Je lui dépeins alors la situation, lui expliquant à quel moment ce baiser avec Mason a eu lieu et surtout pour quelles raisons. Je lui rejette la faute sur lui quand j’estime que tout ce qui s’est passé sur cette plage en novembre avec Mason est de sa faute. De sa faute quand j’ai découvert sa véritable identité, de sa faute quand il a préféré fuir et disparaitre dans cette ruelle sombre plutôt que de m’expliquer, de se battre pour me retenir. Et même s’il y a une part de vérité dans tout ça, je suis quand même hypocrite de lui rejeter entièrement la faute. Parce qu’il y a plus que son mensonge, qu’il y a aussi mon passé avec Mason, notre passé, cette relation que j’ai eue avec lui il y a de ça deux ans maintenant. Cette sensation d’inachevé dans une relation où j’ai trop donné, où j’ai essayé de le sauver de ce gouffre dans lequel il sombrait peu à peu. Que des années après, rien n’avait changé et qu’il y avait cette rancœur perpétuelle que j’ai voulu taire pendant trop longtemps. Des mots exprimés des deux côtés et puis ce moment d’apaisement où il y a eu cet appel à l’aide sa part, me demandant de ne pas le laisser… Ce baiser qu’il m’a fait, ce baiser d’adieu qu’il avait qualifié, entraînant des larmes par le trop plein d’émotions ressentis à cet instant là…
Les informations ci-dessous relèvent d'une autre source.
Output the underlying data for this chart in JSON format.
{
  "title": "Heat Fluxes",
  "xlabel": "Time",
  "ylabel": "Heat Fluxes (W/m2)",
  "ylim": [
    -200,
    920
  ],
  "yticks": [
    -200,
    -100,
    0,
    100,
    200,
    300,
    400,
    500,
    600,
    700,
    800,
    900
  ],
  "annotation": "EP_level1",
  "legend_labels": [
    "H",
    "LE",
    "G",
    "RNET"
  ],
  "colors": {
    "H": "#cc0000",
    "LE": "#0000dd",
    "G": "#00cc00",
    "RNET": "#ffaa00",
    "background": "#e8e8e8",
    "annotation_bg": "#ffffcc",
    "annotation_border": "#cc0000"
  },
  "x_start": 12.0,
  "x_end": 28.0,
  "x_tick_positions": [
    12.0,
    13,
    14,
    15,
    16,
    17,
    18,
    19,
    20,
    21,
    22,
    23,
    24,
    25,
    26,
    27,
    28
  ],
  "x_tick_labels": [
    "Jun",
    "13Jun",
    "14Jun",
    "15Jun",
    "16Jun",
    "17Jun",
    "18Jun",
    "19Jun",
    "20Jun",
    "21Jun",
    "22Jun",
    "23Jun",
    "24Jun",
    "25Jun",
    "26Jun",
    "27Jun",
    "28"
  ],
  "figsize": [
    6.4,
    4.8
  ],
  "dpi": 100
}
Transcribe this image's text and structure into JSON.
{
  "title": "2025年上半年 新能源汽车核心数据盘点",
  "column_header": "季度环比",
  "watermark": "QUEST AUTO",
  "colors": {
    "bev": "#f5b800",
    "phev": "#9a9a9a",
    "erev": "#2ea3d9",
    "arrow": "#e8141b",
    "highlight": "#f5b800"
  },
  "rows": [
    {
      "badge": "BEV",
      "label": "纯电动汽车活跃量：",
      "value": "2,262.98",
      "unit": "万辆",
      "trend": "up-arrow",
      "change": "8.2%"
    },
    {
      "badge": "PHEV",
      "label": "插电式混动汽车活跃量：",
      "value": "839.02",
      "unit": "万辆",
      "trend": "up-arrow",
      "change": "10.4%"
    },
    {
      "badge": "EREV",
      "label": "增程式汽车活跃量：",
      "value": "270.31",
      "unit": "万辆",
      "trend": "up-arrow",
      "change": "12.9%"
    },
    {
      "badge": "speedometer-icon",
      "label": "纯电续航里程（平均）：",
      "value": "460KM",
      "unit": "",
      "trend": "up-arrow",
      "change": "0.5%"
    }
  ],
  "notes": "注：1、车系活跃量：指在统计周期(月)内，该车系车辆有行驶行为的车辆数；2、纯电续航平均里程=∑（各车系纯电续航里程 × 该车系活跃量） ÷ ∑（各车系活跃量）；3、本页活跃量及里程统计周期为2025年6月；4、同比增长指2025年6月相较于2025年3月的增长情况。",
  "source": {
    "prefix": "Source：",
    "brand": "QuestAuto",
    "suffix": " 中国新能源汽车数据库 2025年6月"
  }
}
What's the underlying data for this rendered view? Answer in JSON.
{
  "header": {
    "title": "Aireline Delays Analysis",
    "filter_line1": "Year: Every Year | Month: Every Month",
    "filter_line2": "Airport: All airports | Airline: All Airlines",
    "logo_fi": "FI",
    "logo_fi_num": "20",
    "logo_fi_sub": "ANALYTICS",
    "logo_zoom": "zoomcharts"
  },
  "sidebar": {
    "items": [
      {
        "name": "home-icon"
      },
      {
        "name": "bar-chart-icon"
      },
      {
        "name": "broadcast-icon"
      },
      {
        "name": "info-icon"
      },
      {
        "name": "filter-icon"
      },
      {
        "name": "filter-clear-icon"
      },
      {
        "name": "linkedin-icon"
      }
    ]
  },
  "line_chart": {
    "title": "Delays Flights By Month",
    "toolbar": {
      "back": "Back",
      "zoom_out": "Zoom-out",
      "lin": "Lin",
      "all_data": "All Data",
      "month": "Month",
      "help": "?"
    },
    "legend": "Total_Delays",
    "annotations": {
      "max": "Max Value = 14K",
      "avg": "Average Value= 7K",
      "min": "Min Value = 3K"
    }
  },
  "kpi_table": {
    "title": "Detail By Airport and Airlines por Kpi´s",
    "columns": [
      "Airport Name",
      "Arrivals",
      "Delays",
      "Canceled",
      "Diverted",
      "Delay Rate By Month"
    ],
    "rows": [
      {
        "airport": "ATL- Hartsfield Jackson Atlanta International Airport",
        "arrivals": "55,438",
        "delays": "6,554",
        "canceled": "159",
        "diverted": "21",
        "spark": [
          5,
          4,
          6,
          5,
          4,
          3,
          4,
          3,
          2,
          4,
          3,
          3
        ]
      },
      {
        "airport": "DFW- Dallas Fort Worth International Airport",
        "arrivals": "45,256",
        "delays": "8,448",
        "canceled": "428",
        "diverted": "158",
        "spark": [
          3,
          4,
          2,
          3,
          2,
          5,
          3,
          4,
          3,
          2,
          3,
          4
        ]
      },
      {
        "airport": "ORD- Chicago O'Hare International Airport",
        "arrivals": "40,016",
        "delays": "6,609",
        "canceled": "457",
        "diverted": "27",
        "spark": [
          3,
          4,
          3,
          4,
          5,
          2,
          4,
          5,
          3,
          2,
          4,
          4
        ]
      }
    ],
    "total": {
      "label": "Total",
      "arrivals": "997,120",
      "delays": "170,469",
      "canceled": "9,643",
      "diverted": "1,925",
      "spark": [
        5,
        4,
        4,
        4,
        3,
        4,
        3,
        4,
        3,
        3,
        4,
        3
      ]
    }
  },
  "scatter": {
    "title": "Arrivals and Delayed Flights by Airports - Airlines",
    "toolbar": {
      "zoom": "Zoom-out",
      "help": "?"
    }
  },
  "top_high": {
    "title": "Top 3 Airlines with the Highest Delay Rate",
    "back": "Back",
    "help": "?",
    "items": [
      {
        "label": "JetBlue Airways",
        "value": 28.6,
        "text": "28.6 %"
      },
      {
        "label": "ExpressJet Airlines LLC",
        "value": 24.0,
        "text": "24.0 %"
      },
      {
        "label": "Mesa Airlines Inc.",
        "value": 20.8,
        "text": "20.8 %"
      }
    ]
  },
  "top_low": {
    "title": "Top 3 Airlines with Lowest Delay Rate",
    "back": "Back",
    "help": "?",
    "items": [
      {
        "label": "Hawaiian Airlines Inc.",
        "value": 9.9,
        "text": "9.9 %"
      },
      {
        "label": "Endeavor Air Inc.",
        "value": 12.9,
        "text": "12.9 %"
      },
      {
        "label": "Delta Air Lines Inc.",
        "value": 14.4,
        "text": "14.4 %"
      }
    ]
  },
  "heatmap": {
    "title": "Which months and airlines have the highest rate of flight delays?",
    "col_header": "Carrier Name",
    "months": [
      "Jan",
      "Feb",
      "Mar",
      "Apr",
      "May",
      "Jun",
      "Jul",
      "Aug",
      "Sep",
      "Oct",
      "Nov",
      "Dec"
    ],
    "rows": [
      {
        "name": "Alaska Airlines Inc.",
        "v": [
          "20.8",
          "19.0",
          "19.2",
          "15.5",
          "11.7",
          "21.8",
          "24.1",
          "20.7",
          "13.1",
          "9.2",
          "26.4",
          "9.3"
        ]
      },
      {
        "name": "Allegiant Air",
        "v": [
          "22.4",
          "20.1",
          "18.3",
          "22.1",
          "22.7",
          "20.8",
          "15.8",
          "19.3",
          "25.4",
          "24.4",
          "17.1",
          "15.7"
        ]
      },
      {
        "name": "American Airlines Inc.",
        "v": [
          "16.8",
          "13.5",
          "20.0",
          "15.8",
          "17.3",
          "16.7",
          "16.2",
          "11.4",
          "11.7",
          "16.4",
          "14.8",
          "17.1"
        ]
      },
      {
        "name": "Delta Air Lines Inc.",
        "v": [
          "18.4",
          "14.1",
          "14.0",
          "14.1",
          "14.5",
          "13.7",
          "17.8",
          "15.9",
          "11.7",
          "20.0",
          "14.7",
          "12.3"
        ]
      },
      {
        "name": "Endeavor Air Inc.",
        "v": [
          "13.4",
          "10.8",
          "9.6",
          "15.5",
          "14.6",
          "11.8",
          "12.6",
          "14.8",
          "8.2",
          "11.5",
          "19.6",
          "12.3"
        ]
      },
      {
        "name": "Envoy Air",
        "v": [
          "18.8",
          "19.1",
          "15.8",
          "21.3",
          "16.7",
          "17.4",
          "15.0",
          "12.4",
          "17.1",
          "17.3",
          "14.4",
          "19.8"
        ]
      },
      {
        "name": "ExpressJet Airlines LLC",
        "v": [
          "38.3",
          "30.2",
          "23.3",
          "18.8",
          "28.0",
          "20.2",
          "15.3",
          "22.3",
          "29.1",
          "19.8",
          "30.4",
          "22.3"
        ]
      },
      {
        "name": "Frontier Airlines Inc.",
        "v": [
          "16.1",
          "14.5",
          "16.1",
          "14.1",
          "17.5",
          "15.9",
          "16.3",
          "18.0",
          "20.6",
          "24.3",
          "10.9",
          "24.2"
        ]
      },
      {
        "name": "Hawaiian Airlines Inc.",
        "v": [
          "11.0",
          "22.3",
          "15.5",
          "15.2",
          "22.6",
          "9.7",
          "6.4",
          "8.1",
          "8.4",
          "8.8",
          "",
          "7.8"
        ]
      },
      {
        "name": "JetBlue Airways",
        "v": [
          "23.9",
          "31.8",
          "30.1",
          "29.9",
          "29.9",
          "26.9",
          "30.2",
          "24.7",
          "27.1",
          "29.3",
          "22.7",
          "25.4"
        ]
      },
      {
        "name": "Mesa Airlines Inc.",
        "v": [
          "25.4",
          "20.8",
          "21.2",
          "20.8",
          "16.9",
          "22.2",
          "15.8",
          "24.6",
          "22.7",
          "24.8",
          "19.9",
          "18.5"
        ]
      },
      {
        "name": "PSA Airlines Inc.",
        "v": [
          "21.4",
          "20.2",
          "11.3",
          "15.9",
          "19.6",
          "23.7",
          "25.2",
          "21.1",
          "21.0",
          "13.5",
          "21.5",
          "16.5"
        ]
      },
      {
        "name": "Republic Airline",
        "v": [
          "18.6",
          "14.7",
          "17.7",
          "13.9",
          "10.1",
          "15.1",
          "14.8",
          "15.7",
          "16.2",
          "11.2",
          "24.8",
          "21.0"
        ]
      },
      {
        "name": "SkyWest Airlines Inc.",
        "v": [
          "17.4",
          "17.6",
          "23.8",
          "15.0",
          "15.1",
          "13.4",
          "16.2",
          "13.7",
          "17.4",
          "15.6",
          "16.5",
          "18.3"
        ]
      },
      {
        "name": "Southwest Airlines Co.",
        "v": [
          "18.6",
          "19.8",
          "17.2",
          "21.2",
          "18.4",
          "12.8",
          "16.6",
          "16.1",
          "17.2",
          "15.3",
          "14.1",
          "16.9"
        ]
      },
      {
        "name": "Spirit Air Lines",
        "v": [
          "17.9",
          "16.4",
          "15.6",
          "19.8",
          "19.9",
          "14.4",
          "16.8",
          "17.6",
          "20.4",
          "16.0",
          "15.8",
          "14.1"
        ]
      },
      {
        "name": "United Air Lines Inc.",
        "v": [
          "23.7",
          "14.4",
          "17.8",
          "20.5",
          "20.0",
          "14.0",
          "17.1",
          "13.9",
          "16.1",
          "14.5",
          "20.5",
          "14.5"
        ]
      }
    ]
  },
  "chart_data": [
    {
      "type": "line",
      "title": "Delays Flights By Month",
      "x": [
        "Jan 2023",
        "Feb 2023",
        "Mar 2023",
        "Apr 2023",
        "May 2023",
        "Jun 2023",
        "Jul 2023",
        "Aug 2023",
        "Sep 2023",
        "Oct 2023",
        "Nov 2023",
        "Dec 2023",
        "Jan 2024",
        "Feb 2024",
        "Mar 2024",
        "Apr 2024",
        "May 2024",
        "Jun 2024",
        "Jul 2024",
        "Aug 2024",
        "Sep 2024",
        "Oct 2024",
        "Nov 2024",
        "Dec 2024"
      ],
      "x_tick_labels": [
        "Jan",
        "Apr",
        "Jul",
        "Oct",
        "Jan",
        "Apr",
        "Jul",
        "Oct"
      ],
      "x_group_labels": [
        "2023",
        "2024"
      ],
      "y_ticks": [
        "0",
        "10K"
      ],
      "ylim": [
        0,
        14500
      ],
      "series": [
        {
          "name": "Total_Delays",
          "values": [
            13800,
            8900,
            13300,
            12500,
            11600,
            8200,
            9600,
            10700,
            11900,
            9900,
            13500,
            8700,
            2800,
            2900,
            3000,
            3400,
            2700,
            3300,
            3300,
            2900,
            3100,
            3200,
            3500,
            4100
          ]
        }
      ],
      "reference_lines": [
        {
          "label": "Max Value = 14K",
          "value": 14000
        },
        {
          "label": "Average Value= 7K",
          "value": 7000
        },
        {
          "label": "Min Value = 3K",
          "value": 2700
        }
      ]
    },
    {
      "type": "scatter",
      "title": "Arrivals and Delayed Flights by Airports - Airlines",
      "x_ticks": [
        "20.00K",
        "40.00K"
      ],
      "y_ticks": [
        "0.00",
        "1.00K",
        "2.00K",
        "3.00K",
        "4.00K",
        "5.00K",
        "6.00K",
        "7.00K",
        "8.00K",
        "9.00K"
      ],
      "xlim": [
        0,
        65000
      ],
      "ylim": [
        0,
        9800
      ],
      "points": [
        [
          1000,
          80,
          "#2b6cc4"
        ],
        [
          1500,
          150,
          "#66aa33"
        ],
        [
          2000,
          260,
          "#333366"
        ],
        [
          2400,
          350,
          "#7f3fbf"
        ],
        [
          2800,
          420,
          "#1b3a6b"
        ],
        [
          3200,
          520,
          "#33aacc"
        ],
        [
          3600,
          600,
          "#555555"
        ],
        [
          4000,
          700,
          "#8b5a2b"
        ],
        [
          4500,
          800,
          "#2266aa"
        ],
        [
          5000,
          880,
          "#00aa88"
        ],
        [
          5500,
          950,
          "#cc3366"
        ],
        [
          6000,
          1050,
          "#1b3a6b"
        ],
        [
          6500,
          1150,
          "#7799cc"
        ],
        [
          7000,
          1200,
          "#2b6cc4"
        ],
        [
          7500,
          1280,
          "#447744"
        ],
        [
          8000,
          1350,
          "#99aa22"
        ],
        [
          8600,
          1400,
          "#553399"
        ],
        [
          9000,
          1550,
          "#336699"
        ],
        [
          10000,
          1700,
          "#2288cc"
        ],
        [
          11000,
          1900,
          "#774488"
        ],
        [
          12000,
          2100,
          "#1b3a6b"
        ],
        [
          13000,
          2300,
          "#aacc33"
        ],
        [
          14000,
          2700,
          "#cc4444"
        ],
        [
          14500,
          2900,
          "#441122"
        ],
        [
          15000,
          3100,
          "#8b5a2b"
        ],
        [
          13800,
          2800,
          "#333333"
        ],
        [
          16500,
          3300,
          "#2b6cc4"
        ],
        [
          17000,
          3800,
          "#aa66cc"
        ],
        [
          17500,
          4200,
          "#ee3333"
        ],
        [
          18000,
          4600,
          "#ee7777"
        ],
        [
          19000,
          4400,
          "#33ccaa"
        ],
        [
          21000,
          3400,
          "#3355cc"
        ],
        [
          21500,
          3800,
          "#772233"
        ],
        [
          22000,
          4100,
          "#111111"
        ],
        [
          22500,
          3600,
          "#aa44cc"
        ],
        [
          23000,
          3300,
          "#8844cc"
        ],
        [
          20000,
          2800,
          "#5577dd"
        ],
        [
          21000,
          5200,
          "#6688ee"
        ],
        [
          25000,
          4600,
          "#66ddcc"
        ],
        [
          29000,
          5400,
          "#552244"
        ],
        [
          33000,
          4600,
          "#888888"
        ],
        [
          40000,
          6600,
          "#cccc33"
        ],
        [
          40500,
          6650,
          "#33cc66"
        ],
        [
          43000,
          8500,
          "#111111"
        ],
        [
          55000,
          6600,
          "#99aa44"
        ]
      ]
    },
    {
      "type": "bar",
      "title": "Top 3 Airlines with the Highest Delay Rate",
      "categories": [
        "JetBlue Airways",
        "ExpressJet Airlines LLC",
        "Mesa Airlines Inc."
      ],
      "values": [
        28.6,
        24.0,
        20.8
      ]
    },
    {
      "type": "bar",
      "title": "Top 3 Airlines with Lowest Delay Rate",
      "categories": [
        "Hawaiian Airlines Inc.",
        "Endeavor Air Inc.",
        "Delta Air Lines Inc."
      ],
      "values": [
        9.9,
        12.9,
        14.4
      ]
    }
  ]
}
« Pas assez importante ? ». Il répète mes derniers mots, mon regard vient retrouver le sien à ce moment, attendant cette réaction que je redoute de sa part « Tu penses que t’étais pas assez importante ? Tu crois que ça ne me fait rien de savoir que quelqu’un d’autre t’a embrassé pendant ces mois-là ? Que t’as sûrement été avec d’autres personnes depuis l’été dernier Mia ? Tu crois que j’en ai rien à foutre ? Tu crois que je serais revenu si je n’en avais pas quelque chose à faire ? Putain j’essaye de t’oublier depuis des mois, de passer à autre chose, de te laisser vivre ta vie. Pas parce que t’étais pas assez importante Mia. Parce que tu es trop importante et que je ne voulais pas t’embarquer dans cette vie ! ». Je ressens la colère dans chacun de ses mots, et il a ce geste en venant m’attraper par l’avant-bras pour que je daigne le regarder. Mes sourcils se froncent, quand pourtant ses mots me touchent. Mais la colère l’emporte « Comme si tu étais blanc comme neige de ton côté. Parce que j’ai été la seule à avoir eu d’autres personnes que toi pendant ce laps de temps Alec ? Toi qui a su me dire que tu n’étais pas fait pour les relations sérieuses, toi qui m’a rejeté avec une telle indifférence ? Viens, on fait le compte si tu veux, à celui qui l’emporte. Mettons les choses au clair dès maintenant pour ne pas qu’un tel épisode comme celui-ci se reproduise à nouveau. Au cas où, qu’à ton tour, une de tes ex se pointe un bon matin sur le pas de ta porte. Il n’y aura pas d’effet de surprise comme ça ! ». Je n’arrive pas à me dégager de son emprise mais je n’essaye même pas alors que je me suis même approchée, mon visage non loin du sien alors que j’articule ses mots de plus en plus sèchement, presque sur un air de défi.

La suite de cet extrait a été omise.